Moderne Technik trifft auf versierte Braukunst: Nikolas Klindworth kontrolliert im Keller des Hauses den Brauvorgang. Foto: Laudien
Erst Stunden später wird die Würze in die Sudpfanne gepumpt und durch Kochen sterilisiert, erklärt Klindworth den weiteren Prozess. Währenddessen wird Hopfen hinzugegeben, denn dessen feine Bitterstoffe werden erst beim Kochen aktiviert, so der Fachmann. Im Würzekühler wird die heiße Würze heruntergekühlt. Dann folgt der spannendste Prozess: Im Gärtank folgt die Zugabe von Hefe, die die Würze von gelöstem Malzzucker in Alkohol und Kohlensäure umwandelt.

Dunkles Malz gibt dem Bier Farbe, Aroma und eine würzige Note. Foto: Laudien
Die Hauptgärung dauere etwa sieben Tage, die Nachgärung und Reifung, mit Kaltlagerung, etwa zwei bis drei Wochen, erklärt Klindworth. Das Bier wird vor der Gärung gespindelt, also der Zuckergehalt und die Stammwürze festgestellt.
Bürokratie-Irrsinn beim Bierbrauen
„Das ist wichtig für den Zoll“, erklärt Klindworth. Denn einmal im Monat muss er eine Biersteuererklärung abgeben. Die Kosten für die Biersteuer belaufen sich auf rund 1000 Euro im Jahr. „Die Bürokratie ist der totale Wahnsinn“, sagt Klindworth. Dennoch macht ihm das Bierbrauen großen Spaß und er freut sich, wenn sein Bier den Genießern schmeckt. Das Sauensieker Bier wird später in Fässer, aber auch in Flaschen abgefüllt - ebenfalls eine aufwendige Prozedur, da in Sauensiek noch per Hand abgefüllt wird.

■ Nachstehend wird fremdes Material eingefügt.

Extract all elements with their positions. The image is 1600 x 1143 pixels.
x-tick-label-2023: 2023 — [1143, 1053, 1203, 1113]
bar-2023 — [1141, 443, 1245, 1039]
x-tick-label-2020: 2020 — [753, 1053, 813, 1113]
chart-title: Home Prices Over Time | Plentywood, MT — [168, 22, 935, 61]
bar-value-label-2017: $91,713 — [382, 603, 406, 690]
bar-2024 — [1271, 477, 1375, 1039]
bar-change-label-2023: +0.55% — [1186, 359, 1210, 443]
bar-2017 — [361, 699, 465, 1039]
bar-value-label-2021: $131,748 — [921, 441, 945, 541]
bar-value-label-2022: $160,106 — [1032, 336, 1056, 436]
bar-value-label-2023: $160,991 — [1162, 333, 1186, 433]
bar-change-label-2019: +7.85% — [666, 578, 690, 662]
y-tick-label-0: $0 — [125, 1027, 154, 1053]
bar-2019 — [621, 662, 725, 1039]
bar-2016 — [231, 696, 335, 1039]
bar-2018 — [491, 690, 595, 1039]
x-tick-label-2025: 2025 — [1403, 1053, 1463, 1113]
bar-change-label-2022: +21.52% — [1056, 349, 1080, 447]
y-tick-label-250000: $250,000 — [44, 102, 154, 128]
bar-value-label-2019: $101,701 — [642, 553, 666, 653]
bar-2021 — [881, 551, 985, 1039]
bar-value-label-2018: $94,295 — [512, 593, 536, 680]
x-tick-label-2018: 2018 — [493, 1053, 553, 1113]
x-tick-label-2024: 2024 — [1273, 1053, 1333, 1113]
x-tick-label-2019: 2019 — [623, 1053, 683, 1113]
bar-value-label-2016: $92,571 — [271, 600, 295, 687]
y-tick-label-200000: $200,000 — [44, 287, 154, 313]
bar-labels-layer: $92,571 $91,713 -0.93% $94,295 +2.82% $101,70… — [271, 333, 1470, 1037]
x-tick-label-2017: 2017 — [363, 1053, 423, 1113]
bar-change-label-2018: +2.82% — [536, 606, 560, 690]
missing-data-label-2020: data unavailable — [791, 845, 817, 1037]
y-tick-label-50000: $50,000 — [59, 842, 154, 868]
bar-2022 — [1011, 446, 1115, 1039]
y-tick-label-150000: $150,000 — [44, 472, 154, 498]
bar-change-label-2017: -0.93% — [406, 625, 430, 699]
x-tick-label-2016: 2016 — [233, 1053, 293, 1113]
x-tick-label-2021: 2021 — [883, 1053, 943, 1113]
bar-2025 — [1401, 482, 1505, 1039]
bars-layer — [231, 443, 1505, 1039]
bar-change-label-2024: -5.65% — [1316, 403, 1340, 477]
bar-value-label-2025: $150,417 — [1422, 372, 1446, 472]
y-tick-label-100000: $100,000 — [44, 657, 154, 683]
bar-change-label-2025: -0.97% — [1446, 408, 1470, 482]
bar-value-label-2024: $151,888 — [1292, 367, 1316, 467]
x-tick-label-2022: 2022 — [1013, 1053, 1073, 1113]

Beliebte Sonderedition: das Naturbadbier - ein Blonde Ale. Foto: Laudien
Bier gehört zu den Lieblingsgetränken der Deutschen. Das hat sogar die UNESCO gewürdigt und das deutsche Brauhandwerk zum immateriellen Kulturgut erklärt. Lange Zeit war die Zahl der Brauereien in Deutschland gewachsen, auch durch die Trendwelle kleiner Craftbier-Brauereien. Doch seit der Corona-Pandemie ist die Zahl der deutschen Brauereien gesunken. In der letzten Zeit wurden laut Deutschem Brauer-Bund mehr als 90 Brauereien geschlossen.

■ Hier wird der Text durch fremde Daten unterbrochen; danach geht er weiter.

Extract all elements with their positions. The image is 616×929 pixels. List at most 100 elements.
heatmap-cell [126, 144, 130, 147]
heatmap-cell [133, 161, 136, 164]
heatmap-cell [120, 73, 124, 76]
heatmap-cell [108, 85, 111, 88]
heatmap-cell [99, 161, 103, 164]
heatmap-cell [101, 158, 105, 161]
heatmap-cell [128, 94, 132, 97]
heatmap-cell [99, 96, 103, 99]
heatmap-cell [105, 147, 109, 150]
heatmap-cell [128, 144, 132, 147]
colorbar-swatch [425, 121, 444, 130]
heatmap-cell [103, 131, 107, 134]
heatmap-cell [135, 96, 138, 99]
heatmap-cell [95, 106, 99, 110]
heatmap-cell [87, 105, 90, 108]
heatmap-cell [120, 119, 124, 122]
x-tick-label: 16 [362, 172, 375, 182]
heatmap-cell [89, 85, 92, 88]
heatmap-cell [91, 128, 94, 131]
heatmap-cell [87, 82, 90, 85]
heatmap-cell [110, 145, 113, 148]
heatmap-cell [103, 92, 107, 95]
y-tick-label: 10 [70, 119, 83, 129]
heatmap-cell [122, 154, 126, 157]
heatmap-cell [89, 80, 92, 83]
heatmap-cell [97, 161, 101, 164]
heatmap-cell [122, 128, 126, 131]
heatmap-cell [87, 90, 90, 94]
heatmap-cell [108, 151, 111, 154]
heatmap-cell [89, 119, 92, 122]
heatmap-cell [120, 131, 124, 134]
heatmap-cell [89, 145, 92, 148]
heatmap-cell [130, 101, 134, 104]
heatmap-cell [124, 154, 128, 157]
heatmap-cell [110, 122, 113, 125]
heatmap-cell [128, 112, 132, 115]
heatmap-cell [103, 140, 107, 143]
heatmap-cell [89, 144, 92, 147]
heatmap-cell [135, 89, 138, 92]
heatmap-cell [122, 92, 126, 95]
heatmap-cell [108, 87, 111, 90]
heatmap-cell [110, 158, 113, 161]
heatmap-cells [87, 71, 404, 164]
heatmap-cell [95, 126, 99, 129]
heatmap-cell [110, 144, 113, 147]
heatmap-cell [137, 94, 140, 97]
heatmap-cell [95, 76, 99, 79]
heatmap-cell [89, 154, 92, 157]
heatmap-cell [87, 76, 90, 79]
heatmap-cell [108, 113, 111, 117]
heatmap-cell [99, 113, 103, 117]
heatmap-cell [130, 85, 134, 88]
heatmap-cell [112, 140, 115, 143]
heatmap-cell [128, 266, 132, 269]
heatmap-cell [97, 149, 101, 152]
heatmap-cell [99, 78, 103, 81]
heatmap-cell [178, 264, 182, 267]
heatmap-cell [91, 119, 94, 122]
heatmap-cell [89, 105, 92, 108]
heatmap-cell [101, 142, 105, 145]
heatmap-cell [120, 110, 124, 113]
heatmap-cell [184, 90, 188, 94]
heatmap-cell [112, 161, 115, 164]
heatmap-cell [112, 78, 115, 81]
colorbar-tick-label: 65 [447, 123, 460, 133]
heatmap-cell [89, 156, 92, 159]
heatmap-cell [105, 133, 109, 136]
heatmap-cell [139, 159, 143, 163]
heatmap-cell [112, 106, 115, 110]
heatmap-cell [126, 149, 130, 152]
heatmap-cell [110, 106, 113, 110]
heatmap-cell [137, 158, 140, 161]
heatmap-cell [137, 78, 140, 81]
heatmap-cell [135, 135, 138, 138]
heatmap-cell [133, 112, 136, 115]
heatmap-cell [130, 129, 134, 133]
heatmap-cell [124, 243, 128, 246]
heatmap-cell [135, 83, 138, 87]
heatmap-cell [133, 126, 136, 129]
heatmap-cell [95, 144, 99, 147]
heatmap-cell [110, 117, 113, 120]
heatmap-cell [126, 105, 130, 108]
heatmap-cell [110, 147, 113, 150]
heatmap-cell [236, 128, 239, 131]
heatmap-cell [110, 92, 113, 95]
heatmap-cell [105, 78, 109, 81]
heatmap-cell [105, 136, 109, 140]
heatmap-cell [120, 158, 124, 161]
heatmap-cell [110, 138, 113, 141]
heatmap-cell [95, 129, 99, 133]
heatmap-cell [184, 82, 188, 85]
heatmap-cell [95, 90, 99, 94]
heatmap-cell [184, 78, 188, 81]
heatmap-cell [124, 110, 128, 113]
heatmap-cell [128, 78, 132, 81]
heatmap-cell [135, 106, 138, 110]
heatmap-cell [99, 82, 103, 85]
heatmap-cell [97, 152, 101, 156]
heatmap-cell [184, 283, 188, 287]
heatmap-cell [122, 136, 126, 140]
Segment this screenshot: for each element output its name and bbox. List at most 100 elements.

Uriges Etikett mit Keilerkopf
Dass Klindworth die Kunst des Bierbrauens inzwischen sehr gut beherrscht, bestätigt vor allem die Beliebtheit seiner Biere. Besonders begehrt sind auch Sorten zu besonderen Anlässen wie Weihnachtsbier, das Erntebier oder Kreationen wie das Naturbadbier - und das Belgisch Blond.

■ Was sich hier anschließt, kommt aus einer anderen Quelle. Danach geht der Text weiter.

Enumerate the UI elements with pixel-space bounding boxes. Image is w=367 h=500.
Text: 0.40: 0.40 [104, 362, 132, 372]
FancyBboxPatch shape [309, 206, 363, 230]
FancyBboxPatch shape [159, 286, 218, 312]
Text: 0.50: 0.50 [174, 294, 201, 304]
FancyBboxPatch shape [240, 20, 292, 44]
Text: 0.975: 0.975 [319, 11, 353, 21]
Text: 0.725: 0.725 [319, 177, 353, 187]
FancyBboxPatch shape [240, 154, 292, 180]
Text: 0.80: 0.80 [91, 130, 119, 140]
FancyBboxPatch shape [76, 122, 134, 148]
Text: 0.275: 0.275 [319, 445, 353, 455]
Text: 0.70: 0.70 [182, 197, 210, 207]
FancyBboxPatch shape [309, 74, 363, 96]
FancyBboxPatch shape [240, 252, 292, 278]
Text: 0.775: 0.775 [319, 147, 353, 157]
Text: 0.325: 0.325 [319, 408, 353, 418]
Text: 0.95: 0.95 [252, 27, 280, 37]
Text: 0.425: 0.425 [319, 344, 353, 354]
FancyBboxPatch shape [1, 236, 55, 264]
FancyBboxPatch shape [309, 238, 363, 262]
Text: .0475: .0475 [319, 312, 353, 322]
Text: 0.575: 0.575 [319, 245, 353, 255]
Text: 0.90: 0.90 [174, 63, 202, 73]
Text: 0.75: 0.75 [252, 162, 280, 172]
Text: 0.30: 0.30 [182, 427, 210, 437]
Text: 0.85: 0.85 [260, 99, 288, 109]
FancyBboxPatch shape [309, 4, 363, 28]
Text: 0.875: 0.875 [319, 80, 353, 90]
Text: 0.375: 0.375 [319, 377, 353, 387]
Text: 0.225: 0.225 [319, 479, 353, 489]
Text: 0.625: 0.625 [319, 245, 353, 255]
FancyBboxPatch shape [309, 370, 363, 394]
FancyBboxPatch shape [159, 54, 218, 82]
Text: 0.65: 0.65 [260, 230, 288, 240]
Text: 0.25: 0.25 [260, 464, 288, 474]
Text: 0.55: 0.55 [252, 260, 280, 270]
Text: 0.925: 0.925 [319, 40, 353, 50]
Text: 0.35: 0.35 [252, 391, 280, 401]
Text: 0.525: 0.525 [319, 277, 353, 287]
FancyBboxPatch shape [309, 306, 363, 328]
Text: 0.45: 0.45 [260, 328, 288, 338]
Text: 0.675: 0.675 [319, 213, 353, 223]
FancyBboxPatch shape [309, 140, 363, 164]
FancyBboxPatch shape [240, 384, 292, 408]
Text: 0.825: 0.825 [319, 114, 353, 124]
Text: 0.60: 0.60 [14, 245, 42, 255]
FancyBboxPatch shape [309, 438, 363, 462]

20 verschiedene Biersorten vom Maibock bis zum beliebten Keiler-Bier werden über das Jahr in Sauensiek gebraut.

Rund 20 verschiedene Biersorten werden in Sauensiek gebraut. Foto: Laudien
Die abgefüllten 0,5-Liter-Bierflaschen mit Bügelverschluss gibt es inzwischen nicht nur in Sauensiek bei Klindworths Gasthof, sondern auch im Hurtig-Markt an der Hauptstraße in Sauensiek, bei Bäcker Schrader in Apensen und bei Rewe Gierke, Eckdahl in Buxtehude. Das Etikett ist urig: Ein Keilerkopf ziert die Flasche - in Handarbeit aufgeklebt.